Même s’il reconnait qu’avec 50 francs CFA, le consommateur a la moitié de ce qui se vendait auparavant au même prix, Amdy soutient que pour beaucoup d’amateurs du café Touba, la quantité bue à un instant donné n’est pas très importante, mais plutôt la fréquence.

— ‘’Qu’importe le volume, l’essentiel est de calmer son addiction” —

Un avis que partage Yatma Diop, un de ses fidèles clients, rencontré tasse de café à la main. Pour ce jeune à la silhouette svelte, même une gorgée de café Touba peut calmer son addiction au café Touba. Qu’importe le volume, selon lui, est d’en avoir à chaque fois que de besoin.

Non loin du lycée technique et commercial El Hadji Abdoulaye Niass, se dresse le commerce de Khadim Fall dit Bamba café. L’homme aux longs dreadlocks et à la noirceur luisante s’active dans la vente de café Touba depuis plus de cinq années.

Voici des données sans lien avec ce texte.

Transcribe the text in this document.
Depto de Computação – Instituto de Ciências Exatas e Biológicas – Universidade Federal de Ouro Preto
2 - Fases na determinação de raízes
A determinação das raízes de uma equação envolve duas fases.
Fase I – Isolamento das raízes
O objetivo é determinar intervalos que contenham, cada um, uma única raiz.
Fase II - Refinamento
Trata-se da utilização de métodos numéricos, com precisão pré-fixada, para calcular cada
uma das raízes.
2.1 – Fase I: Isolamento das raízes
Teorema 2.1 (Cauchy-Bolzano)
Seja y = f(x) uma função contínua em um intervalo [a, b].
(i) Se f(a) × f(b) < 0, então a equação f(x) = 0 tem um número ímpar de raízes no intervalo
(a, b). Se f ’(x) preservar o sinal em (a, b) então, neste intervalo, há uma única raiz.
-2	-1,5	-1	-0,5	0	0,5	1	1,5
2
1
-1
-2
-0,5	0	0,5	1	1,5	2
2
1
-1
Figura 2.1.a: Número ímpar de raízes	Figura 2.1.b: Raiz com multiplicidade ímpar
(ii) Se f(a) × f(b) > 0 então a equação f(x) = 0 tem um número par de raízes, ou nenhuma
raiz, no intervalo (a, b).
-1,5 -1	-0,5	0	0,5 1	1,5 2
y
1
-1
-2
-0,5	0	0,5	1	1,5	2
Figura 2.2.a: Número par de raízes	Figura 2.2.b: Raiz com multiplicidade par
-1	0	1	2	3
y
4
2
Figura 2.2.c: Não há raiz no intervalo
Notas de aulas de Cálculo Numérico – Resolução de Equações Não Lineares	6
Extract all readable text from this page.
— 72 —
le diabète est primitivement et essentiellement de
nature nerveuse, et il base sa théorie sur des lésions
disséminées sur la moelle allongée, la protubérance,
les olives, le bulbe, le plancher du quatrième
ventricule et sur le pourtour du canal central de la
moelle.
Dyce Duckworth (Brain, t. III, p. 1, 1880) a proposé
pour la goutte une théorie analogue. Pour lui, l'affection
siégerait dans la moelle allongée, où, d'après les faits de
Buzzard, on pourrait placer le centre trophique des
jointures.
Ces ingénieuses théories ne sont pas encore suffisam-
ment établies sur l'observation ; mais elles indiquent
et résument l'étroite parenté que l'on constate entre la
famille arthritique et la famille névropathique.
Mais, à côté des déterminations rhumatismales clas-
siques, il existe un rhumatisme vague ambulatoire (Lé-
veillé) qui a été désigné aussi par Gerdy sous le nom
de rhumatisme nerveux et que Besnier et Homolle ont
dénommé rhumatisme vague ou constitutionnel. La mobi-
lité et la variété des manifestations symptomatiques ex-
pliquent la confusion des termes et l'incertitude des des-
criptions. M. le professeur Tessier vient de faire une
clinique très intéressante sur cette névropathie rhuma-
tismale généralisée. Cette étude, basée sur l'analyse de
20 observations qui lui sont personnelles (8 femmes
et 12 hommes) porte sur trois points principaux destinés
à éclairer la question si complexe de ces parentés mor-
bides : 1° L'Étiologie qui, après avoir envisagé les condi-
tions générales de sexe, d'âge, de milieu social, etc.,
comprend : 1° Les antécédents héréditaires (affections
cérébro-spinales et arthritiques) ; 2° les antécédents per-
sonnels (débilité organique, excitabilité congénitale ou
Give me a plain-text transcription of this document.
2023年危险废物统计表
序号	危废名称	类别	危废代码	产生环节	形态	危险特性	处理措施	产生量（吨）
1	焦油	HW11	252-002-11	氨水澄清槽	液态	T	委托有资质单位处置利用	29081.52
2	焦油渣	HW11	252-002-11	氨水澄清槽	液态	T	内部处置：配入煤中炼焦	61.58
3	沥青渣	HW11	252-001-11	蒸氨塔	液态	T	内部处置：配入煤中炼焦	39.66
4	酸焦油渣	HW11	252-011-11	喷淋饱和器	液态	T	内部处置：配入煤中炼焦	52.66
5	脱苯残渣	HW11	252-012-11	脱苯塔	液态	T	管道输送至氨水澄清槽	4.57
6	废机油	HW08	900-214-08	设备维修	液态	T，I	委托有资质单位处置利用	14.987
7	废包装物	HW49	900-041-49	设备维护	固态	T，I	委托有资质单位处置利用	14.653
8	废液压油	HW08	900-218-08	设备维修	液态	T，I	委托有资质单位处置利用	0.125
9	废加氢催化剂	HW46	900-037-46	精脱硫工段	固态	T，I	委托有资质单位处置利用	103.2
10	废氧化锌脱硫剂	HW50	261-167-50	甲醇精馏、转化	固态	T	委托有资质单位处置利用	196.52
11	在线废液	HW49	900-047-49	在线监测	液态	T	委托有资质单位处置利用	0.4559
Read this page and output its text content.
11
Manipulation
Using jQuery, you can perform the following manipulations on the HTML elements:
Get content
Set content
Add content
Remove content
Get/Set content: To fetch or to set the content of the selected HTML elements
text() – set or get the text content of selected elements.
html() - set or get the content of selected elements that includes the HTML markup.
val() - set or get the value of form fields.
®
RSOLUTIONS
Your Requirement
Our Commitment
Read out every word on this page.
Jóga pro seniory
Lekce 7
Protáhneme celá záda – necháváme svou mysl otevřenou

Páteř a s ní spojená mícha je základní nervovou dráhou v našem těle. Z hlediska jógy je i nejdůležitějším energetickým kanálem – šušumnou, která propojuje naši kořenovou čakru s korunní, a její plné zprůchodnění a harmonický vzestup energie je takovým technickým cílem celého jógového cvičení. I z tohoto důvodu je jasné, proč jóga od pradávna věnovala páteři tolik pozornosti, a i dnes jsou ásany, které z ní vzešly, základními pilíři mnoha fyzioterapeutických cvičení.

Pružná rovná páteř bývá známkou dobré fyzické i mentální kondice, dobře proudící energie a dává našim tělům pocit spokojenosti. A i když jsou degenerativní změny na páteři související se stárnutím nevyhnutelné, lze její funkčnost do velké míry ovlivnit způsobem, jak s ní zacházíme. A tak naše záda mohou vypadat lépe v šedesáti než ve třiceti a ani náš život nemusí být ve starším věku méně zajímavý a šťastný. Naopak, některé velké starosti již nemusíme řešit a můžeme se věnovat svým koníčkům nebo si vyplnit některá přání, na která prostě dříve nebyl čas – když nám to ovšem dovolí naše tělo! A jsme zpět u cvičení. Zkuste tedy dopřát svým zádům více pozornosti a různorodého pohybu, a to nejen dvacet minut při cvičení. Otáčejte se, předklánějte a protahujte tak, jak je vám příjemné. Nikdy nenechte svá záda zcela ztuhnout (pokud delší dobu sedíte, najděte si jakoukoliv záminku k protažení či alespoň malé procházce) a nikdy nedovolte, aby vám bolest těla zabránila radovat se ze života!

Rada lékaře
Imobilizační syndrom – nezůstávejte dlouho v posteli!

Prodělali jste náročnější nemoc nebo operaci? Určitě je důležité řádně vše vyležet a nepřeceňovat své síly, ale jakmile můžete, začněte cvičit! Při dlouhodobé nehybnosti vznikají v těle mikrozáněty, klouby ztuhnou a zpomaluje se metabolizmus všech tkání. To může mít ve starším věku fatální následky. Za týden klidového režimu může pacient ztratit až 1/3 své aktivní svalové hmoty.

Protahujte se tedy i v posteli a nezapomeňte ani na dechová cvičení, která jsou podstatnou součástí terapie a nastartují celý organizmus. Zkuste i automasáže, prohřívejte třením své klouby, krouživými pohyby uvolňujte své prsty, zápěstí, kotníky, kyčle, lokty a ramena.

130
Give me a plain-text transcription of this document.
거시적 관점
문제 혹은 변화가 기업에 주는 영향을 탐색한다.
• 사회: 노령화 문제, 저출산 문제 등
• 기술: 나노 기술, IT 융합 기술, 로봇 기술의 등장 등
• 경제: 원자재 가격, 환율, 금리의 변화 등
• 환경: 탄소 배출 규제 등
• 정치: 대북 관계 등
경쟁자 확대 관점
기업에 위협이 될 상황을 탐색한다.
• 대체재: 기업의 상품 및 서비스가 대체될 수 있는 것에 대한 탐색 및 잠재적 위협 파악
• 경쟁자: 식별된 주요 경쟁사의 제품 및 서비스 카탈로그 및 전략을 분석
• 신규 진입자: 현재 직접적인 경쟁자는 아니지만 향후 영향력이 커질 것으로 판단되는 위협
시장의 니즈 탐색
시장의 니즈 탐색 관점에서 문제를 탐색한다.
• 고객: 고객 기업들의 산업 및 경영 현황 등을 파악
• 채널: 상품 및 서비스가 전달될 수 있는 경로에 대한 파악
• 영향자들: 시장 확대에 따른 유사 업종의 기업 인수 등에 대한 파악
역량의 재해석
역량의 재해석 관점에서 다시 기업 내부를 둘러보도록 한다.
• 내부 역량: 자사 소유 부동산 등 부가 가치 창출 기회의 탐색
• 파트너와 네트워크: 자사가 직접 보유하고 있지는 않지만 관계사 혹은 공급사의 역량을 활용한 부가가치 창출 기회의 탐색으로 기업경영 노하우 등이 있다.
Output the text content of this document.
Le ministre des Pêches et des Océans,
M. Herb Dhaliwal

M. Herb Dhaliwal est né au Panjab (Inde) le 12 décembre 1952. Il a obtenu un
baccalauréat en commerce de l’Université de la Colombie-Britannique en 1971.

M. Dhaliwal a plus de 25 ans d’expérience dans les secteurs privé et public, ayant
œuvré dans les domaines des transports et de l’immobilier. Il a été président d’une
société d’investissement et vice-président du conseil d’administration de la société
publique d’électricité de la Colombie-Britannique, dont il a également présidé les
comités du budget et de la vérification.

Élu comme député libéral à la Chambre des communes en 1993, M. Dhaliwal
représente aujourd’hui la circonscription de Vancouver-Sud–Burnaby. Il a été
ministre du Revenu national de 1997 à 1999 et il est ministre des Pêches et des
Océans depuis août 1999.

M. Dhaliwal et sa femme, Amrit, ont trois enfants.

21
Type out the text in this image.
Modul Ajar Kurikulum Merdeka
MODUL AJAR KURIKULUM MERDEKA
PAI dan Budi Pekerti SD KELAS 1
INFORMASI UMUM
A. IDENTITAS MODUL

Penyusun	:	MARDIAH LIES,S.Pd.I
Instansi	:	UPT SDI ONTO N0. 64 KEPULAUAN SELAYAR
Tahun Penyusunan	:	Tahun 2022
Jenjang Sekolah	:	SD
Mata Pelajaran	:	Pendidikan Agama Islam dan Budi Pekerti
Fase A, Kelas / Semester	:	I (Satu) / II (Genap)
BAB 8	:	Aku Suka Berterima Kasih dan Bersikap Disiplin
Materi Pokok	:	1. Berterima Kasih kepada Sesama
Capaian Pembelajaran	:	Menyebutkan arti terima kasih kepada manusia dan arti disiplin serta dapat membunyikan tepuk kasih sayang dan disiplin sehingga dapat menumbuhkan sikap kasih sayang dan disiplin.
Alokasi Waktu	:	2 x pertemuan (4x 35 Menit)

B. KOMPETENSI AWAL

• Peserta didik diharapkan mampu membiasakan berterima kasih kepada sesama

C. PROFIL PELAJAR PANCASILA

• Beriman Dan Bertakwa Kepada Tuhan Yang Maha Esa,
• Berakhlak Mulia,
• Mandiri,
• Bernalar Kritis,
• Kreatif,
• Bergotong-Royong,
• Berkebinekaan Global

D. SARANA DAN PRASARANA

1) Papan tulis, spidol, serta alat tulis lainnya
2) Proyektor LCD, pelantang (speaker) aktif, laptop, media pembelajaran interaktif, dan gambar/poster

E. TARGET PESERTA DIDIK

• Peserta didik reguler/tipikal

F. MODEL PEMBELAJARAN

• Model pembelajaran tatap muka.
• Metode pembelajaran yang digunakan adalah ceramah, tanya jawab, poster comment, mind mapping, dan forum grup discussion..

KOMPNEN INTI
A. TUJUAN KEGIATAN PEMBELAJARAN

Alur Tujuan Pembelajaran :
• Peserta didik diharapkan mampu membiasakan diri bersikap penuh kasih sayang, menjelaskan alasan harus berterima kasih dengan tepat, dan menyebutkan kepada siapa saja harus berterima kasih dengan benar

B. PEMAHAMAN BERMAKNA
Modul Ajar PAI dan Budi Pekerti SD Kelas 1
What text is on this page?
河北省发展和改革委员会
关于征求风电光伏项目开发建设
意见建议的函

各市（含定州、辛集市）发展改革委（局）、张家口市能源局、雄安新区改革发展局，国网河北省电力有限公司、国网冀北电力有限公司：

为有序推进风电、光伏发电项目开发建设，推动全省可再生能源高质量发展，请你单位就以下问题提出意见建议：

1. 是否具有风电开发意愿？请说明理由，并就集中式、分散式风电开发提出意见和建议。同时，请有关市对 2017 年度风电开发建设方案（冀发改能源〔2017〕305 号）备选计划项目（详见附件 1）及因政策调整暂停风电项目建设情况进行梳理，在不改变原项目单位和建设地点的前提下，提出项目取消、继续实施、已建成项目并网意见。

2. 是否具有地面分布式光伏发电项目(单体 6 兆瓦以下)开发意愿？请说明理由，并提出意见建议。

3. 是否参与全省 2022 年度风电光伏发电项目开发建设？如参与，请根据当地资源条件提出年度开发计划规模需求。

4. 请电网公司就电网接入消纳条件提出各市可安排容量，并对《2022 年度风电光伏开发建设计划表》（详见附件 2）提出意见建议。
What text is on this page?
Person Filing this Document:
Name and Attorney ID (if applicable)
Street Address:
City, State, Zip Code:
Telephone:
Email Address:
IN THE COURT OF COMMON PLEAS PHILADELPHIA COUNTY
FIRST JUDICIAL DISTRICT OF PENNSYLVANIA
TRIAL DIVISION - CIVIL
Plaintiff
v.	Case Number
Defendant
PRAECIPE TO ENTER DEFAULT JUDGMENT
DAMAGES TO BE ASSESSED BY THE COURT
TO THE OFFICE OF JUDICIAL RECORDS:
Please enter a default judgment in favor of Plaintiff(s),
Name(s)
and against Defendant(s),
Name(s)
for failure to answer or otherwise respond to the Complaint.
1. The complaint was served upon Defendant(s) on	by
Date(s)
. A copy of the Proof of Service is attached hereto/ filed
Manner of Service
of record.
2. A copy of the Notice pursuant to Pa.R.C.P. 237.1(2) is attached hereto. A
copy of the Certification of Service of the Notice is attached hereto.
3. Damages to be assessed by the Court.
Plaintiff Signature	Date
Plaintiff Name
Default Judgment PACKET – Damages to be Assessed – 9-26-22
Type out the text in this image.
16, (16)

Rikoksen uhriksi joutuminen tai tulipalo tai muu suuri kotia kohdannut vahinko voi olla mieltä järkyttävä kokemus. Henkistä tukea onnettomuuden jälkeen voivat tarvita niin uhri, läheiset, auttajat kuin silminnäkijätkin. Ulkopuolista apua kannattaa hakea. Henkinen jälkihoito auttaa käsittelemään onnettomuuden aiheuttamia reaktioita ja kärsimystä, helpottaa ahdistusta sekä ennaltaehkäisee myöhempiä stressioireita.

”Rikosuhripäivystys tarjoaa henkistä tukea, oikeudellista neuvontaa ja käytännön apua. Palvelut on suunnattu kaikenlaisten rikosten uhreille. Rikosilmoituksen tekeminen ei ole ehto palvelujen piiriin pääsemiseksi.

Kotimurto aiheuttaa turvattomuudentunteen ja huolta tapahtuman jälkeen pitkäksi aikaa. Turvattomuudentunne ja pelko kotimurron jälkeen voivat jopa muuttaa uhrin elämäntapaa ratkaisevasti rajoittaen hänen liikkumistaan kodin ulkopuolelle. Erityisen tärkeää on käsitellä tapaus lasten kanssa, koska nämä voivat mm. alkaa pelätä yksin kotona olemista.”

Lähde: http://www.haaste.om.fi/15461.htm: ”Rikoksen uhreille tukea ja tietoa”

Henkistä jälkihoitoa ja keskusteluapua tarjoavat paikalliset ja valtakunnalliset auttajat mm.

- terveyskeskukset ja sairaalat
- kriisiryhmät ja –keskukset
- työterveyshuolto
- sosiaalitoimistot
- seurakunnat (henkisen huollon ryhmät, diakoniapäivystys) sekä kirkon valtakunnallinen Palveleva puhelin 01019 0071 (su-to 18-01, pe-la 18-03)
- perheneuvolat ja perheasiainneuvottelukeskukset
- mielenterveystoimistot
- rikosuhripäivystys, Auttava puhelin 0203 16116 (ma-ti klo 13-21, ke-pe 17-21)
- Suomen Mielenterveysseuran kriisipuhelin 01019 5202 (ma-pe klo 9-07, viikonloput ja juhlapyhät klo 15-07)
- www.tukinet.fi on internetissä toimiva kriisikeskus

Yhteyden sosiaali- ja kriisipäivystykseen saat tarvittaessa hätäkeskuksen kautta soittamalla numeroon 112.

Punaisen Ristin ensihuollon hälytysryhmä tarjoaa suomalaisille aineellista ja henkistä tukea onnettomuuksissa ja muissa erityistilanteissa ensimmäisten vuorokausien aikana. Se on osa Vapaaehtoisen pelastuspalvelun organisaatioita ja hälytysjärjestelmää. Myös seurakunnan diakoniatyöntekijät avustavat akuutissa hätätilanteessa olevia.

Kaolack : la résilience et l’ingéniosité des vendeurs de café Touba face à la flambée des prix de la matière première

Les effluves aromatisés qui se dégageant des thermos posés sur une table décorée d’effigies de marabouts et garnie de sachets de beignets, semblent attirer les amateurs de café Touba qui se succèdent devant le comptoir.

Comme Amdy, Bamba Café dit réajuster ses prix face à la hausse du prix de la poudre de café Touba. Pour augmenter ses gains, il propose à ses clients, à côté du café Touba, des beignets et des cacahuètes, en plus des services à domicile qu’il effectue pour ceux qui ont des cérémonies Bamba café’ affirme que grâce à ces différentes activités, il parvient à s’en sortir.

Les vendeurs en gros de poudre de café Touba rencontrés à Kaolack justifient l’augmentation du prix par une rareté de la graine brute et par une hausse des coûts d’importation.

Selon Gora Diagne, vendeur de poudre de café, la culture du café traverse une période de crise, causée d’une part par le changement climatique et les restrictions imposées aux importateurs par les pays producteurs, d’autre part.

Debout devant son moulin à café, Diagne affirme que ces restrictions ont fait que les importateurs ‘’bana-bana’’, terme wolof désignant les petits importateurs informels, sont rayés du circuit d’approvisionnement.

Malgré des charges de plus en plus importantes chez les vendeurs, l’odeur de cette boisson continue d’attirer dans les rues de la ville de Kaolack de plus en plus d’amateurs.